Да что со мной? Меня в гостиной ждет прелестная очаровашка, а я тут стою, туплю на оладьи, эгоисты какие-то, альтруисты…. А вот что со мной… Меня дома еще ждет беременная жена. Она мне мозг недавно выела про то, что нужно быть верным, с принципами, помогать, все в семью… И мне нужно какое-то тебе оправдание придумать, чтобы эту хрень из головы выкинуть. Я стащил с пальца кольцо. Прошлые встречи с Машей даже не надевал его, а сегодня на пробежку нацепил. Внутрисемейная пропаганда работает. Но недолго. Сколько волка не корми…
К черту эти страдания! Меня завтра на любом выезде могут грохнуть террористы. Или даже случайно свои. Дружественный огонь и все. Извини, Орлов, никто не застрахован, попал под лоша… точнее под взрыв гранаты. Например. Сколько раз меня могли закопать за последний год? Раз семь – точно. К черту принципы. Живем один раз, даже если живем второй раз.
Я убрал кольцо в карман, прошел в гостиную. Там Маша в легком, коротком сарафанчике вешала на стремянке шторы. Я увидел голые ножки, краешек белых сатиновых трусиков. Потом мой взгляд поднялся к обнаженной шее – женщина заколола волосы в простой пучок на голове.

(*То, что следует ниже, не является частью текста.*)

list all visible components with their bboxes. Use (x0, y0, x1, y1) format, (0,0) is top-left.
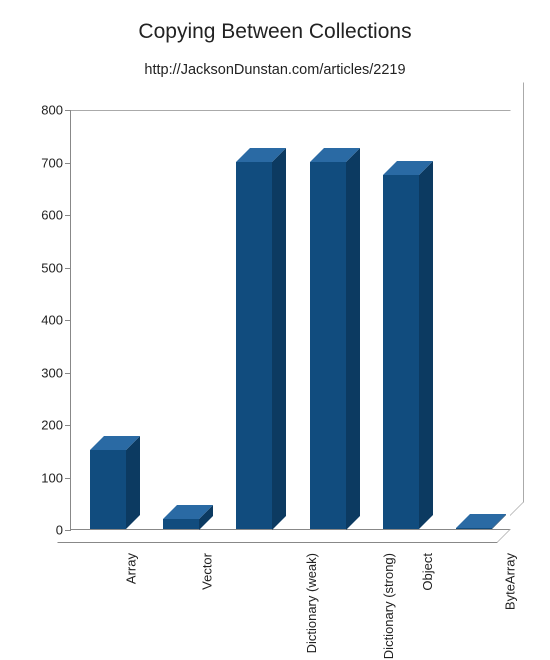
y-tick-label: 500 (41, 260, 71, 275)
chart-container: Copying Between Collections http://Jacks… (0, 0, 550, 660)
bar (163, 519, 199, 530)
x-tick-label: Dictionary (weak) (305, 553, 320, 653)
x-tick-label: Dictionary (strong) (381, 553, 396, 659)
bar (456, 528, 492, 529)
x-tick-label: Array (123, 553, 138, 584)
y-tick-label: 100 (41, 470, 71, 485)
plot-floor (57, 529, 511, 543)
chart-subtitle: http://JacksonDunstan.com/articles/2219 (0, 62, 550, 78)
bar (90, 450, 126, 529)
bar (236, 162, 272, 530)
bar (383, 175, 419, 529)
bar (310, 162, 346, 530)
bar-front (310, 162, 346, 530)
y-tick-label: 600 (41, 208, 71, 223)
chart-title: Copying Between Collections (0, 20, 550, 44)
bar-front (90, 450, 126, 529)
bar-front (456, 528, 492, 529)
bar-front (383, 175, 419, 529)
x-tick-label: Vector (199, 553, 214, 590)
plot-area: 0100200300400500600700800ArrayVectorDict… (70, 110, 510, 530)
bar-side (346, 148, 360, 530)
y-tick-label: 300 (41, 365, 71, 380)
y-tick-label: 400 (41, 313, 71, 328)
bar-front (163, 519, 199, 530)
x-tick-label: ByteArray (503, 553, 518, 610)
bar-side (126, 436, 140, 529)
y-tick-label: 800 (41, 103, 71, 118)
bar-top (456, 514, 506, 528)
bar-front (236, 162, 272, 530)
plot-back-right-edge (510, 82, 524, 516)
bar-side (272, 148, 286, 530)
y-tick-label: 0 (56, 523, 71, 538)
bar-side (419, 161, 433, 529)
x-tick-label: Object (420, 553, 435, 591)
plot-back-top-edge (57, 110, 511, 124)
y-tick-label: 200 (41, 418, 71, 433)
y-tick-label: 700 (41, 155, 71, 170)
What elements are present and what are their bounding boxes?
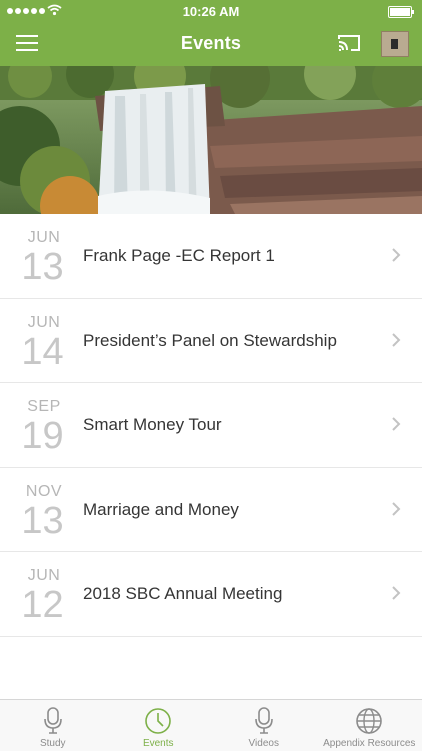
event-title: 2018 SBC Annual Meeting <box>83 584 282 604</box>
chevron-right-icon <box>390 417 402 431</box>
event-row[interactable]: JUN 12 2018 SBC Annual Meeting <box>0 552 422 637</box>
top-bar: 10:26 AM Events <box>0 0 422 66</box>
event-row[interactable]: NOV 13 Marriage and Money <box>0 468 422 553</box>
tab-events[interactable]: Events <box>106 700 212 751</box>
event-row[interactable]: JUN 14 President’s Panel on Stewardship <box>0 299 422 384</box>
globe-icon <box>355 707 383 735</box>
event-month: NOV <box>25 483 63 501</box>
event-month: JUN <box>25 567 63 585</box>
chevron-right-icon <box>390 333 402 347</box>
event-title: Frank Page -EC Report 1 <box>83 246 275 266</box>
event-day: 12 <box>20 586 65 624</box>
tab-study[interactable]: Study <box>0 700 106 751</box>
cast-icon[interactable] <box>336 33 362 53</box>
tab-label: Events <box>106 738 212 749</box>
avatar[interactable] <box>381 31 409 57</box>
event-title: Smart Money Tour <box>83 415 222 435</box>
event-row[interactable]: JUN 13 Frank Page -EC Report 1 <box>0 214 422 299</box>
event-day: 13 <box>20 502 65 540</box>
tab-label: Study <box>0 738 106 749</box>
chevron-right-icon <box>390 586 402 600</box>
event-title: President’s Panel on Stewardship <box>83 331 337 351</box>
chevron-right-icon <box>390 502 402 516</box>
tab-label: Appendix Resources <box>317 738 422 749</box>
event-day: 13 <box>20 248 65 286</box>
event-day: 14 <box>20 333 65 371</box>
tab-label: Videos <box>211 738 317 749</box>
tab-videos[interactable]: Videos <box>211 700 317 751</box>
event-day: 19 <box>20 417 65 455</box>
event-title: Marriage and Money <box>83 500 239 520</box>
chevron-right-icon <box>390 248 402 262</box>
event-month: JUN <box>25 229 63 247</box>
event-list: JUN 13 Frank Page -EC Report 1 JUN 14 Pr… <box>0 214 422 637</box>
microphone-icon <box>253 707 275 735</box>
battery-icon <box>388 6 412 18</box>
clock-icon <box>144 707 172 735</box>
banner-image <box>0 66 422 214</box>
status-bar: 10:26 AM <box>0 0 422 22</box>
tab-bar: Study Events Videos Appendix Resources <box>0 699 422 751</box>
event-month: SEP <box>25 398 63 416</box>
status-time: 10:26 AM <box>0 4 422 19</box>
event-row[interactable]: SEP 19 Smart Money Tour <box>0 383 422 468</box>
tab-appendix-resources[interactable]: Appendix Resources <box>317 700 422 751</box>
event-month: JUN <box>25 314 63 332</box>
microphone-icon <box>42 707 64 735</box>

– Я сейчас! Пять крючков осталось.
Это я сейчас. Подошел. Обнял Тихомирову за загорелые ноги, поцеловал под коленками. Маша вздрогнула. Мои руки полезли под сарафан, кусок шторы упал мне на голову.
– Что… что ты делаешь?!
Я подхватил учительницу, понес ее к разложенной софе. Кто-то тоже подготовился. Положил, начал целовать, задирая сарафан все выше и выше. Маша задышала, сама сдернула трусики, помогла мне расстегнуть штаны.

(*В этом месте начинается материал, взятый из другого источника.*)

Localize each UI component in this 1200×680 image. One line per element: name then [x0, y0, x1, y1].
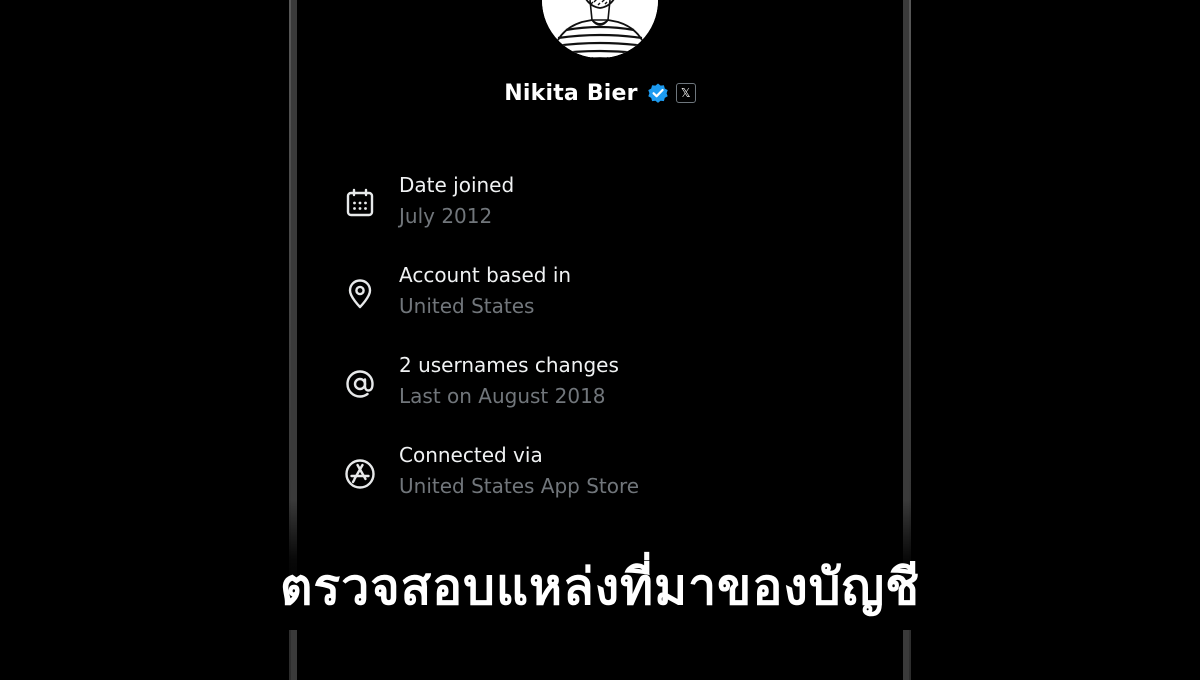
- info-item-date-joined: Date joined July 2012: [340, 172, 860, 262]
- info-item-username-changes: 2 usernames changes Last on August 2018: [340, 352, 860, 442]
- profile-name[interactable]: Nikita Bier: [504, 81, 637, 106]
- account-info-list: Date joined July 2012 Account based in U…: [340, 172, 860, 532]
- info-subtitle: United States: [399, 294, 535, 318]
- info-item-account-based-in: Account based in United States: [340, 262, 860, 352]
- caption-headline: ตรวจสอบแหล่งที่มาของบัญชี: [279, 558, 921, 616]
- location-pin-icon: [348, 279, 372, 309]
- x-affiliate-badge-icon[interactable]: 𝕏: [675, 83, 696, 103]
- info-subtitle: July 2012: [399, 204, 493, 228]
- at-sign-icon: [346, 370, 374, 398]
- info-title: Account based in: [399, 263, 572, 287]
- verified-badge-icon[interactable]: [646, 81, 670, 105]
- info-title: Date joined: [399, 173, 515, 197]
- calendar-icon: [346, 188, 374, 217]
- info-title: 2 usernames changes: [399, 353, 619, 377]
- info-subtitle: United States App Store: [399, 474, 640, 498]
- info-title: Connected via: [399, 443, 543, 467]
- profile-header: Nikita Bier 𝕏: [0, 76, 1200, 110]
- info-subtitle: Last on August 2018: [399, 384, 606, 408]
- app-store-icon: [345, 459, 375, 489]
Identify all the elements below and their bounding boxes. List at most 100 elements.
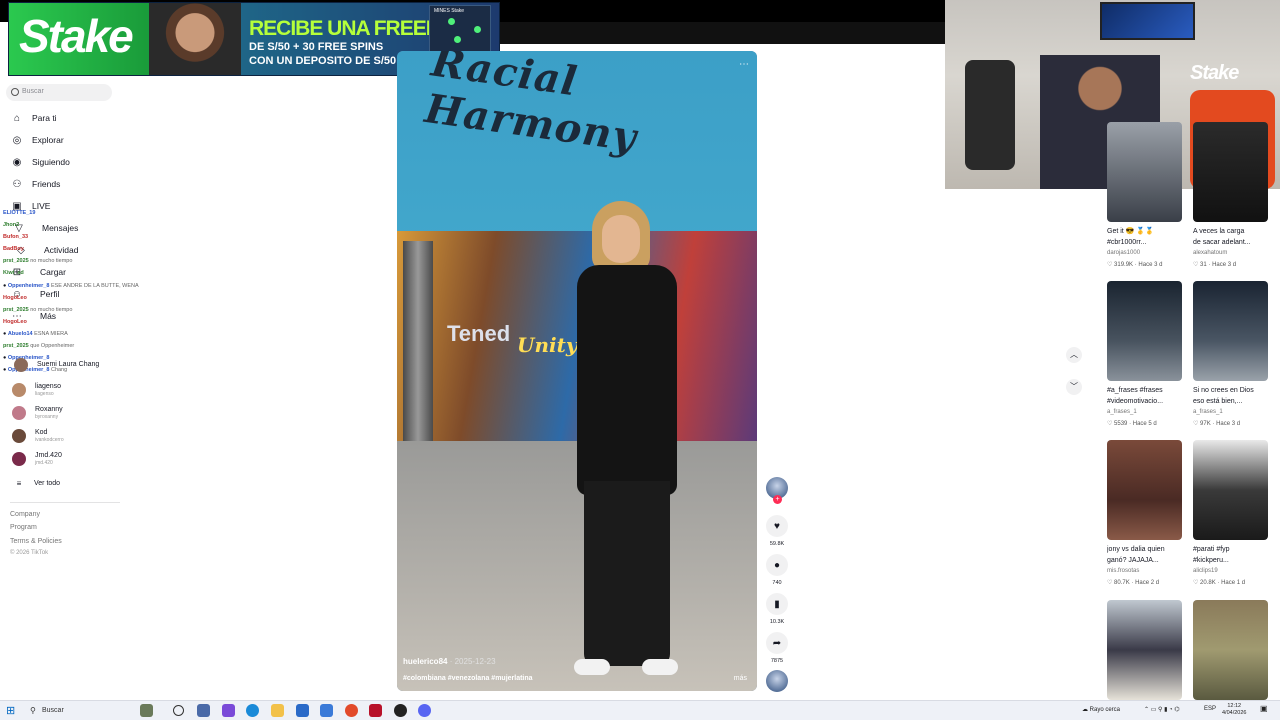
- next-video-button[interactable]: ﹀: [1066, 379, 1082, 395]
- obs-icon[interactable]: [394, 704, 407, 717]
- nav-item-friends[interactable]: ⚇ Friends: [10, 177, 61, 191]
- music-disc-avatar[interactable]: [766, 670, 788, 692]
- video-player[interactable]: Racial Harmony Tened Unity ⋯ huelerico84…: [397, 51, 757, 691]
- video-username[interactable]: huelerico84: [403, 657, 447, 666]
- thumbnail-time: Hace 3 d: [1138, 262, 1163, 268]
- widgets-icon[interactable]: [197, 704, 210, 717]
- following-handle: jmd.420: [35, 460, 53, 466]
- thumbnail-author[interactable]: mis.frosotas: [1107, 568, 1139, 574]
- thumbnail-time: Hace 3 d: [1212, 262, 1237, 268]
- heart-icon: ♥: [766, 515, 788, 537]
- nav-item-explorar[interactable]: ◎ Explorar: [10, 133, 64, 147]
- thumbnail-caption-line2[interactable]: de sacar adelant...: [1193, 237, 1273, 248]
- thumbnail-caption[interactable]: jony vs dalia quien: [1107, 544, 1187, 555]
- recommended-video-thumbnail[interactable]: [1107, 281, 1182, 381]
- caption-more-link[interactable]: más: [734, 675, 747, 682]
- thumbnail-caption[interactable]: #parati #fyp: [1193, 544, 1273, 555]
- like-button[interactable]: ♥ 59.8K: [766, 515, 788, 547]
- footer-link-company[interactable]: Company: [10, 511, 40, 518]
- copilot-icon[interactable]: [222, 704, 235, 717]
- task-view-icon[interactable]: [173, 705, 184, 716]
- save-button[interactable]: ▮ 10.3K: [766, 593, 788, 625]
- edge-icon[interactable]: [246, 704, 259, 717]
- thumbnail-views: 5539: [1114, 421, 1128, 427]
- chat-user: Kiwi_ad: [3, 270, 24, 276]
- recommended-video-thumbnail[interactable]: [1193, 281, 1268, 381]
- tray-icons[interactable]: ⌃ ▭ ⚲ ▮ ◔ ⌬: [1144, 706, 1180, 713]
- recommended-video-thumbnail[interactable]: [1107, 122, 1182, 222]
- thumbnail-caption-line2[interactable]: #cbr1000rr...: [1107, 237, 1187, 248]
- recommended-video-thumbnail[interactable]: [1193, 440, 1268, 540]
- search-input[interactable]: Buscar: [6, 84, 112, 101]
- following-item[interactable]: Roxanny byroxanny: [12, 406, 63, 420]
- following-name: Roxanny: [35, 406, 63, 413]
- see-all-link[interactable]: ≡ Ver todo: [12, 476, 60, 490]
- share-icon: ➦: [766, 632, 788, 654]
- avatar: [12, 383, 26, 397]
- nav-item-para-ti[interactable]: ⌂ Para ti: [10, 111, 57, 125]
- previous-video-button[interactable]: ︿: [1066, 347, 1082, 363]
- thumbnail-author[interactable]: darojas1000: [1107, 250, 1140, 256]
- following-item[interactable]: Suemi Laura Chang: [14, 358, 99, 372]
- nav-label: Cargar: [40, 267, 66, 277]
- chevron-down-icon: ﹀: [1070, 382, 1078, 391]
- nav-item-siguiendo[interactable]: ◉ Siguiendo: [10, 155, 70, 169]
- comment-button[interactable]: ● 740: [766, 554, 788, 586]
- thumbnail-caption[interactable]: Get it 😎 🥇🥇: [1107, 226, 1187, 237]
- thumbnail-caption[interactable]: A veces la carga: [1193, 226, 1273, 237]
- following-item[interactable]: liagenso liagenso: [12, 383, 61, 397]
- chat-user: prst_2025: [3, 258, 29, 264]
- more-options-icon[interactable]: ⋯: [739, 59, 749, 70]
- chrome-icon[interactable]: [345, 704, 358, 717]
- chat-line: Kiwi_ad: [3, 270, 24, 277]
- thumbnail-caption[interactable]: #a_frases #frases: [1107, 385, 1187, 396]
- heart-outline-icon: ♡: [1107, 580, 1115, 586]
- language-indicator[interactable]: ESP: [1204, 706, 1216, 712]
- thumbnail-caption-line2[interactable]: #videomotivacio...: [1107, 396, 1187, 407]
- bird-widget-icon[interactable]: [140, 704, 153, 717]
- home-icon: ⌂: [13, 112, 21, 124]
- recorder-icon[interactable]: [369, 704, 382, 717]
- following-item[interactable]: Kod ivankodcerro: [12, 429, 64, 443]
- clock[interactable]: 12:12 4/04/2026: [1222, 703, 1246, 717]
- nav-label: Actividad: [44, 245, 79, 255]
- recommended-video-thumbnail[interactable]: [1193, 600, 1268, 700]
- footer-link-program[interactable]: Program: [10, 524, 37, 531]
- thumbnail-caption-line2[interactable]: ganó? JAJAJA...: [1107, 555, 1187, 566]
- avatar: [12, 406, 26, 420]
- nav-item-mensajes[interactable]: ▽ Mensajes: [12, 221, 78, 235]
- notification-icon[interactable]: ▣: [1260, 704, 1268, 713]
- chat-user: BadBoy: [3, 246, 24, 252]
- mail-icon[interactable]: [320, 704, 333, 717]
- screen: { "banner": { "brand": "Stake", "headlin…: [0, 0, 1280, 720]
- thumbnail-time: Hace 1 d: [1221, 580, 1246, 586]
- taskbar-search-label: Buscar: [42, 707, 64, 714]
- windows-start-icon[interactable]: ⊞: [6, 705, 18, 717]
- recommended-video-thumbnail[interactable]: [1107, 600, 1182, 700]
- thumbnail-caption-line2[interactable]: #kickperu...: [1193, 555, 1273, 566]
- thumbnail-caption-line2[interactable]: eso está bien,...: [1193, 396, 1273, 407]
- thumbnail-author[interactable]: a_frases_1: [1193, 409, 1223, 415]
- thumbnail-author[interactable]: a_frases_1: [1107, 409, 1137, 415]
- discord-icon[interactable]: [418, 704, 431, 717]
- weather-label: Rayo cerca: [1089, 707, 1121, 713]
- recommended-video-thumbnail[interactable]: [1193, 122, 1268, 222]
- chat-user: prst_2025: [3, 343, 29, 349]
- weather-widget[interactable]: ☁ Rayo cerca: [1082, 706, 1120, 713]
- shoe: [574, 659, 610, 675]
- follow-plus-icon[interactable]: +: [773, 495, 782, 504]
- footer-link-terms[interactable]: Terms & Policies: [10, 538, 62, 545]
- thumbnail-caption[interactable]: Si no crees en Dios: [1193, 385, 1273, 396]
- gem-icon: [474, 26, 481, 33]
- recommended-video-thumbnail[interactable]: [1107, 440, 1182, 540]
- store-icon[interactable]: [296, 704, 309, 717]
- search-placeholder: Buscar: [22, 88, 44, 95]
- file-explorer-icon[interactable]: [271, 704, 284, 717]
- video-hashtags[interactable]: #colombiana #venezolana #mujerlatina: [403, 675, 533, 682]
- following-item[interactable]: Jmd.420 jmd.420: [12, 452, 62, 466]
- share-button[interactable]: ➦ 7875: [766, 632, 788, 664]
- video-caption-user[interactable]: huelerico84 · 2025-12-23: [403, 657, 496, 666]
- heart-outline-icon: ♡: [1193, 421, 1201, 427]
- thumbnail-author[interactable]: alexahatoum: [1193, 250, 1227, 256]
- thumbnail-author[interactable]: aliclips19: [1193, 568, 1218, 574]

Потом лежали, болтали. Я все никак не мог перевести дух – темп взял быстрый, финиш был яркий.
– …прочитала в американском журнале, что в Штатах в продаже появились лифчики, которые электричеством стимулируют грудь! Чтобы она была в тонусе…
Я провел рукой по груди Маши. Твердая четверка, крепкая, с крупными коричневыми сосками. Которые мигом затвердели.

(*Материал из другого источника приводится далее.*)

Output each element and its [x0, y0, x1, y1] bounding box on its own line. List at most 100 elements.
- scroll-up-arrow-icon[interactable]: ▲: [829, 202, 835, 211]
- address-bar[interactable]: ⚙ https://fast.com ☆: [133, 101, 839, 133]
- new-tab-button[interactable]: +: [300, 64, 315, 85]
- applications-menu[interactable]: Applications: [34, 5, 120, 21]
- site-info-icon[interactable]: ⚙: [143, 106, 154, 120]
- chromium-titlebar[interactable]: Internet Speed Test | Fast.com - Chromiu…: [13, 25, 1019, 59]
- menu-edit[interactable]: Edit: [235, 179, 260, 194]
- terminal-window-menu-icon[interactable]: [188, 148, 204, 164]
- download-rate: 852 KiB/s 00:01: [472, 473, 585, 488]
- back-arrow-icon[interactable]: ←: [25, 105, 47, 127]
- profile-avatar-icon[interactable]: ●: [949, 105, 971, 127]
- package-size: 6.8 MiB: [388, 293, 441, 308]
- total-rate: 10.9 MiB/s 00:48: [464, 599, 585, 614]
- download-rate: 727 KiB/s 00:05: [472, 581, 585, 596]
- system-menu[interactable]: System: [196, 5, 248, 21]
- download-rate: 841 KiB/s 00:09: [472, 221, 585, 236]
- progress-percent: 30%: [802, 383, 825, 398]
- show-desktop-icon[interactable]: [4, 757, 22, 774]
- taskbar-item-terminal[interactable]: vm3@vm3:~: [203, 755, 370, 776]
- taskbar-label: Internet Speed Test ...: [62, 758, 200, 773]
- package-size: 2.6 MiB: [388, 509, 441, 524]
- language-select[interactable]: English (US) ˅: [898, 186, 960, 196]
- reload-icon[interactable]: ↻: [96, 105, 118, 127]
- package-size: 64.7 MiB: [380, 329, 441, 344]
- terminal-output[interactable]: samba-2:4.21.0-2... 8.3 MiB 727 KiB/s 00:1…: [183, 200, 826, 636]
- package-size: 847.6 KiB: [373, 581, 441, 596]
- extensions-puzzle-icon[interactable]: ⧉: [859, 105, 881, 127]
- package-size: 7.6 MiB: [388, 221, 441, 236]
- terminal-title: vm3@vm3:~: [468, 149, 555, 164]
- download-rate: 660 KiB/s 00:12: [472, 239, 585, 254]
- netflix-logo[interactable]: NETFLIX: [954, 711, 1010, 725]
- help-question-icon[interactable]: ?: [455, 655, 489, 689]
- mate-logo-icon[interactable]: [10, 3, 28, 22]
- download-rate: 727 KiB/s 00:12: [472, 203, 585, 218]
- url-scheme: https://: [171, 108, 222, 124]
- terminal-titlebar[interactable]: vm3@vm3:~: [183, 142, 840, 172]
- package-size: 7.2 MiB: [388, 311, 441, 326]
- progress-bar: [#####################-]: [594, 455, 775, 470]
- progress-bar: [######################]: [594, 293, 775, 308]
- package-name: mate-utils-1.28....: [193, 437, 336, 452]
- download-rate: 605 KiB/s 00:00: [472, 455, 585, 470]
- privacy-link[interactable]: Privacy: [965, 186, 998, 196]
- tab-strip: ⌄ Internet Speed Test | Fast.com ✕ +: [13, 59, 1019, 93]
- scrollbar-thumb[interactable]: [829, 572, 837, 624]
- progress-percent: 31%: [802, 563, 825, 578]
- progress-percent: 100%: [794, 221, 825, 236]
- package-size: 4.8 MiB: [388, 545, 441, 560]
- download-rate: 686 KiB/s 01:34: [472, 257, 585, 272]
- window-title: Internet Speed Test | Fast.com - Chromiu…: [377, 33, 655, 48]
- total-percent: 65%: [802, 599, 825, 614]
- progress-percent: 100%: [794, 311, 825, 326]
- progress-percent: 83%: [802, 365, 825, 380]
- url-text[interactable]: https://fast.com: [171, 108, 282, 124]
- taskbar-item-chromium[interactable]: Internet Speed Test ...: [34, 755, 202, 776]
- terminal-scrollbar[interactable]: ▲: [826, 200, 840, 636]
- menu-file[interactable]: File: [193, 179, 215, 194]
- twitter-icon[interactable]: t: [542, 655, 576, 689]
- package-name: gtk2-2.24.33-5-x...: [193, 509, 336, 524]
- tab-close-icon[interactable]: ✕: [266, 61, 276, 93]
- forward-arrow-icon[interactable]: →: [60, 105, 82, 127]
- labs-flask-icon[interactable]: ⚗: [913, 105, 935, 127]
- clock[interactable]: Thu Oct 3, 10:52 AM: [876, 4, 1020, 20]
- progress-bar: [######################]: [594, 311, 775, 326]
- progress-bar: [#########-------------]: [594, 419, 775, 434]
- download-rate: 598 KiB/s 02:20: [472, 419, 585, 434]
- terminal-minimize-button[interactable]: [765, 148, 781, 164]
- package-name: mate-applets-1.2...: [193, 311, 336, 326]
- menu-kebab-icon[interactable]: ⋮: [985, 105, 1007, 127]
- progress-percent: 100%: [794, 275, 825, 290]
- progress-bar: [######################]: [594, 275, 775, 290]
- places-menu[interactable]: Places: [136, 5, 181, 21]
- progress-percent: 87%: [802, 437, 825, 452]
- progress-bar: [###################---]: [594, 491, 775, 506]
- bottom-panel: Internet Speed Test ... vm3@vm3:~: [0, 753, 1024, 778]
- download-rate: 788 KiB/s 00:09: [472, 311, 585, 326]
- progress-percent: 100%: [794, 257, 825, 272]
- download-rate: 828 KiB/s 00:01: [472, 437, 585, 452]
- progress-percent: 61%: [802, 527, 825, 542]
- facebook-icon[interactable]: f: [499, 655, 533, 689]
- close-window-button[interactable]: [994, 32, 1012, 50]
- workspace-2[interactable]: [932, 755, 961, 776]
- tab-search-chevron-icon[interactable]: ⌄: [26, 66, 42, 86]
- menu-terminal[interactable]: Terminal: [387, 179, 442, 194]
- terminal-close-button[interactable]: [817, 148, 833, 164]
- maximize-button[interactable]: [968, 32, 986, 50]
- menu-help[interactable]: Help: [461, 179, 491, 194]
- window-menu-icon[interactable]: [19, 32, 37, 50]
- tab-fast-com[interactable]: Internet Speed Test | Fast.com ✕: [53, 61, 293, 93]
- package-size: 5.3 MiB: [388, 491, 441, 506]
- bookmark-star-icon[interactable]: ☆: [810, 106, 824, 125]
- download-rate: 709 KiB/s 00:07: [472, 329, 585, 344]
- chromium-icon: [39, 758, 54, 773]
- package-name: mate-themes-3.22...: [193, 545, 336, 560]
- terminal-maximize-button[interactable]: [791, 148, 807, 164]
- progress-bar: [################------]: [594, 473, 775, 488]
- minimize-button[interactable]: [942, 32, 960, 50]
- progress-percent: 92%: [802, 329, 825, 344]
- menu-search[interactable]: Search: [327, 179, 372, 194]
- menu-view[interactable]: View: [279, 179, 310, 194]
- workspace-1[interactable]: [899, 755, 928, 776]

– Ну тебе-то без надобности.
Тихомирова хихикнула.
– К вам приходит американская пресса?
– И английская. И немецкая. Мы же МИД. Есть специальная закрытая библиотека. Знаешь, кто в ней работает?
– Кто?
– Дочка Брежнева. Галина.
– Ну и как она тебе?
Я закинул руку за голову, посмотрел на стройные ноги Маши. Может, еще разок с ней успеем до занятий? Или лучше по оладьям? Совсем остынут.
– Шебутная очень. Со вторым мужем рассталась. Да и какой он ей муж. Фокусник какой-то. Кио.
Дальше Маша начала пересказывать сложные взаимоотношения Брежневой с иллюзионистом, папа не принял брак дочки, комитетские отобрали у Кио паспорт, вернули уже без штампа о браке. Вытравили. А Брежнев крутоват с семьей. Чего же он дальше начал давать спуска Гале? Устал бороться? Сейчас ему шестьдесят два, выглядит бодрячком. Только курит много.
– Я попросила у Гали разрешение вырезать из журналов твои фотографии!